ROMA – ''La manifestazione in qualsiasi contesto dell'opinione sull'operato di colui che svolga una pubblica funzione non puo' tradursi in attacco alle sue qualita' personali''. Con queste motivazioni la Cassazione ha confermato la condanna per diffamazione inflitta dalla Corte d'Appello di Milano per Annamaria Franzoni che aveva in una trasmissione di porta a Porta criticato l'operato degli inquirenti della Procura di Ancona durante l'inchiesta sull'omicidio del piccolo Samuele.
La Franzoni durante la trasmissione televisiva di Bruno Vespa aveva accusato la Procura di trascurare la gravita' dell' omicidio del figlio rendendola ''capro espiatorio'' per trarre ''divertimento dal rilievo di stampa''.
A seguito dell'intervista il procuratore Maria Del Savio Bonaudo aveva inoltrato la denuncia per diffamazione e a Annamaria Franzoni era stata inflitta la condanna ad 800 euro di multa da parte del Tribunale di Milano, sentenza confermata in Appello.

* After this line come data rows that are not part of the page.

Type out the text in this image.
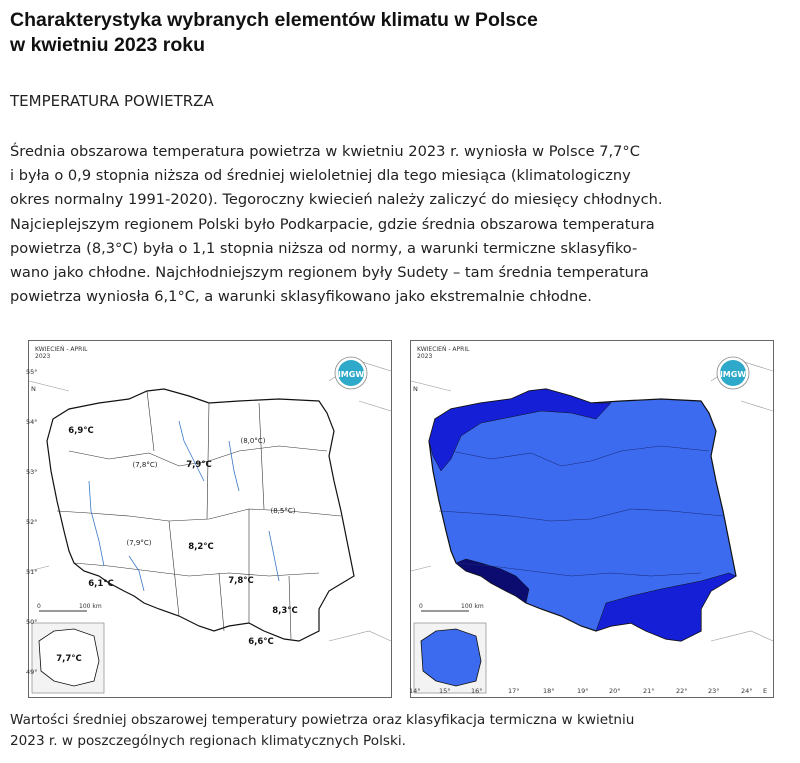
Charakterystyka wybranych elementów klimatu w Polsce
w kwietniu 2023 roku
TEMPERATURA POWIETRZA
Średnia obszarowa temperatura powietrza w kwietniu 2023 r. wyniosła w Polsce 7,7°C
i była o 0,9 stopnia niższa od średniej wieloletniej dla tego miesiąca (klimatologiczny
okres normalny 1991-2020). Tegoroczny kwiecień należy zaliczyć do miesięcy chłodnych.
Najcieplejszym regionem Polski było Podkarpacie, gdzie średnia obszarowa temperatura
powietrza (8,3°C) była o 1,1 stopnia niższa od normy, a warunki termiczne sklasyfiko-
wano jako chłodne. Najchłodniejszym regionem były Sudety – tam średnia temperatura
powietrza wyniosła 6,1°C, a warunki sklasyfikowano jako ekstremalnie chłodne.
IMGW
KWIECIEŃ - APRIL
2023
N
0	100 km
7,7°C
6,9°C
(7,8°C)	7,9°C
(8,0°C)
(8,5°C)
(7,9°C)	8,2°C
6,1°C	7,8°C
8,3°C
6,6°C
55°
54°
53°
52°
51°
50°
49°
IMGW
KWIECIEŃ - APRIL
2023
N
0	100 km
14°	15°	16°	17°	18°	19°	20°	21°	22°	23°	24° E
Wartości średniej obszarowej temperatury powietrza oraz klasyfikacja termiczna w kwietniu
2023 r. w poszczególnych regionach klimatycznych Polski.
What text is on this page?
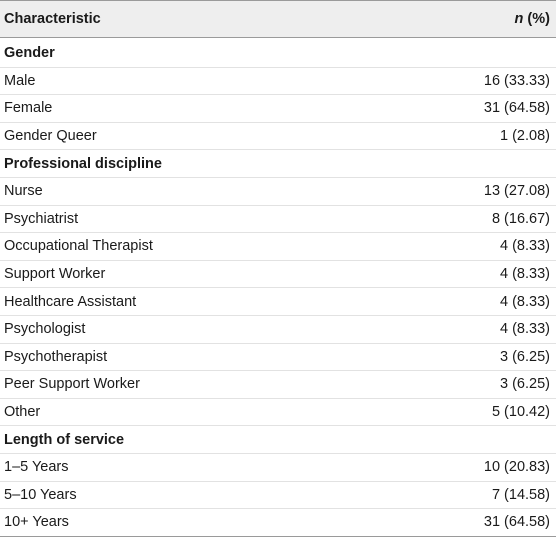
Characteristic	n (%)
Gender
Male	16 (33.33)
Female	31 (64.58)
Gender Queer	1 (2.08)
Professional discipline
Nurse	13 (27.08)
Psychiatrist	8 (16.67)
Occupational Therapist	4 (8.33)
Support Worker	4 (8.33)
Healthcare Assistant	4 (8.33)
Psychologist	4 (8.33)
Psychotherapist	3 (6.25)
Peer Support Worker	3 (6.25)
Other	5 (10.42)
Length of service
1–5 Years	10 (20.83)
5–10 Years	7 (14.58)
10+ Years	31 (64.58)
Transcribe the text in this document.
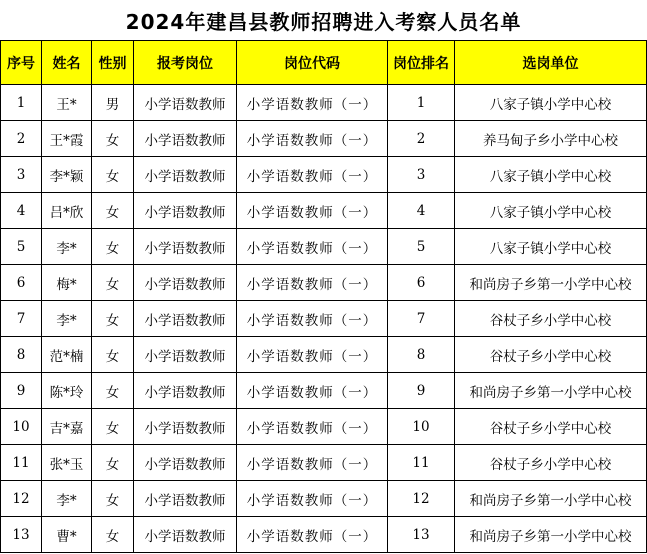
2024年建昌县教师招聘进入考察人员名单
序号	姓名	性别	报考岗位	岗位代码	岗位排名	选岗单位
1	王*	男	小学语数教师	小学语数教师（一）	1	八家子镇小学中心校
2	王*霞	女	小学语数教师	小学语数教师（一）	2	养马甸子乡小学中心校
3	李*颖	女	小学语数教师	小学语数教师（一）	3	八家子镇小学中心校
4	吕*欣	女	小学语数教师	小学语数教师（一）	4	八家子镇小学中心校
5	李*	女	小学语数教师	小学语数教师（一）	5	八家子镇小学中心校
6	梅*	女	小学语数教师	小学语数教师（一）	6	和尚房子乡第一小学中心校
7	李*	女	小学语数教师	小学语数教师（一）	7	谷杖子乡小学中心校
8	范*楠	女	小学语数教师	小学语数教师（一）	8	谷杖子乡小学中心校
9	陈*玲	女	小学语数教师	小学语数教师（一）	9	和尚房子乡第一小学中心校
10	吉*嘉	女	小学语数教师	小学语数教师（一）	10	谷杖子乡小学中心校
11	张*玉	女	小学语数教师	小学语数教师（一）	11	谷杖子乡小学中心校
12	李*	女	小学语数教师	小学语数教师（一）	12	和尚房子乡第一小学中心校
13	曹*	女	小学语数教师	小学语数教师（一）	13	和尚房子乡第一小学中心校
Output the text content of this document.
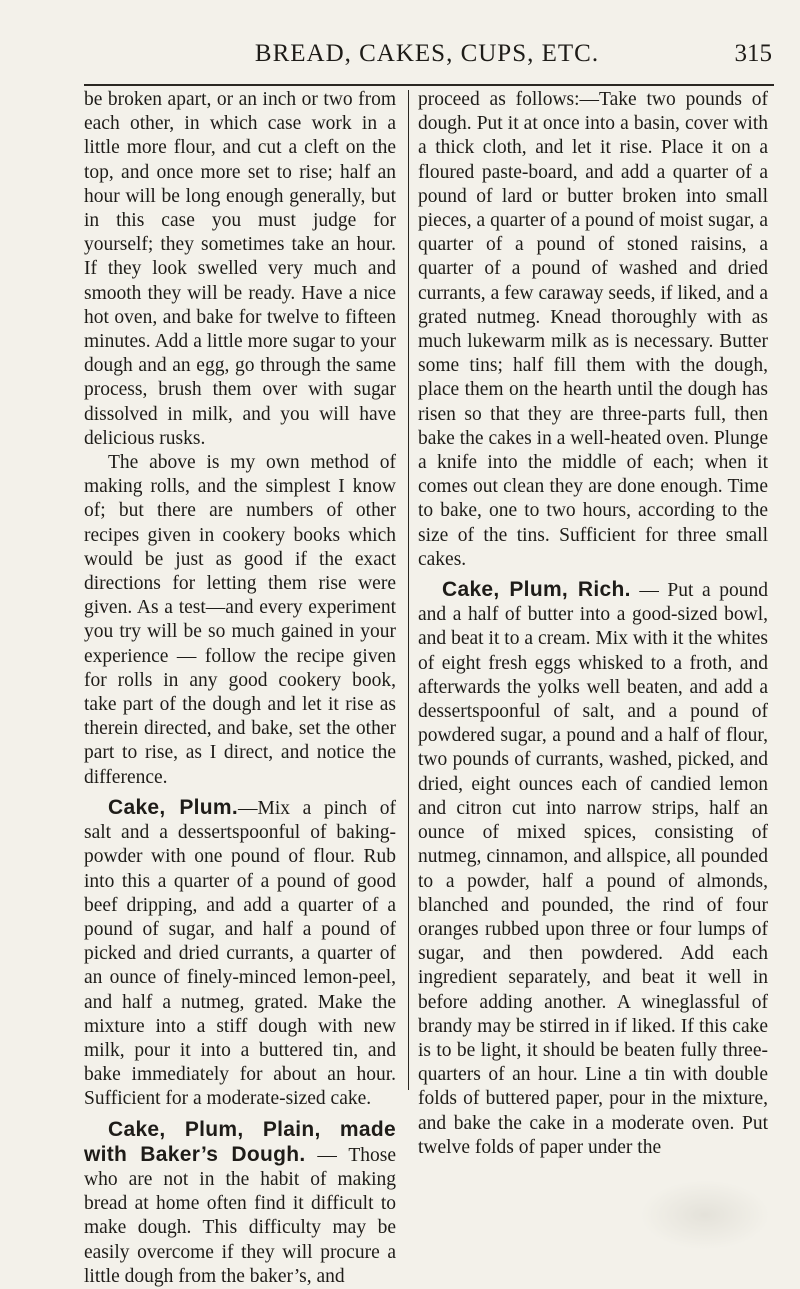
BREAD, CAKES, CUPS, ETC.	315

be broken apart, or an inch or two from each other, in which case work in a little more flour, and cut a cleft on the top, and once more set to rise; half an hour will be long enough generally, but in this case you must judge for yourself; they sometimes take an hour. If they look swelled very much and smooth they will be ready. Have a nice hot oven, and bake for twelve to fifteen minutes. Add a little more sugar to your dough and an egg, go through the same process, brush them over with sugar dissolved in milk, and you will have delicious rusks.

The above is my own method of making rolls, and the simplest I know of; but there are numbers of other recipes given in cookery books which would be just as good if the exact directions for letting them rise were given. As a test—and every experiment you try will be so much gained in your experience — follow the recipe given for rolls in any good cookery book, take part of the dough and let it rise as therein directed, and bake, set the other part to rise, as I direct, and notice the difference.

Cake, Plum.—Mix a pinch of salt and a dessertspoonful of baking-powder with one pound of flour. Rub into this a quarter of a pound of good beef dripping, and add a quarter of a pound of sugar, and half a pound of picked and dried currants, a quarter of an ounce of finely-minced lemon-peel, and half a nutmeg, grated. Make the mixture into a stiff dough with new milk, pour it into a buttered tin, and bake immediately for about an hour. Sufficient for a moderate-sized cake.

Cake, Plum, Plain, made with Baker’s Dough. — Those who are not in the habit of making bread at home often find it difficult to make dough. This difficulty may be easily overcome if they will procure a little dough from the baker’s, and

proceed as follows:—Take two pounds of dough. Put it at once into a basin, cover with a thick cloth, and let it rise. Place it on a floured paste-board, and add a quarter of a pound of lard or butter broken into small pieces, a quarter of a pound of moist sugar, a quarter of a pound of stoned raisins, a quarter of a pound of washed and dried currants, a few caraway seeds, if liked, and a grated nutmeg. Knead thoroughly with as much lukewarm milk as is necessary. Butter some tins; half fill them with the dough, place them on the hearth until the dough has risen so that they are three-parts full, then bake the cakes in a well-heated oven. Plunge a knife into the middle of each; when it comes out clean they are done enough. Time to bake, one to two hours, according to the size of the tins. Sufficient for three small cakes.

Cake, Plum, Rich. — Put a pound and a half of butter into a good-sized bowl, and beat it to a cream. Mix with it the whites of eight fresh eggs whisked to a froth, and afterwards the yolks well beaten, and add a dessertspoonful of salt, and a pound of powdered sugar, a pound and a half of flour, two pounds of currants, washed, picked, and dried, eight ounces each of candied lemon and citron cut into narrow strips, half an ounce of mixed spices, consisting of nutmeg, cinnamon, and allspice, all pounded to a powder, half a pound of almonds, blanched and pounded, the rind of four oranges rubbed upon three or four lumps of sugar, and then powdered. Add each ingredient separately, and beat it well in before adding another. A wineglassful of brandy may be stirred in if liked. If this cake is to be light, it should be beaten fully three-quarters of an hour. Line a tin with double folds of buttered paper, pour in the mixture, and bake the cake in a moderate oven. Put twelve folds of paper under the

Nel ricorso in Cassazione, la difesa della Franzoni aveva sostenuto che le frasi estrapolate dall'intervista non erano attacchi personali al magistrato Bonaudo, semmai critiche lecite all'attivita' della Procura. Non cosi' per i supremi giudici che nel confermare la condanna nella sentenza numero 25468 scrivono: ''la manifestazione in qualsiasi contesto dell' opinione sull'operato di colui che svolga una pubblica funzione non puo' tradirsi in attacco alle sue qualita' personali. L' indagato ha diritto di manifestare il suo pensiero nei confronti di chi svolge le indagini.
Ma l'esercizio del suo diritto di critica si giustifica solo qualora l'opinione, obiettivamente offensiva da lui espressa, offra una tesi dialetticamente confutabile, che percio' non consista nell'asserto apodittico di disvalore connaturato al modo da dire del magistrato di iniziativa penale, le cui scelte sono vincolate al rispetto della legge, proprio per la tutela dell'interesse pubblico alla punizione del reato''.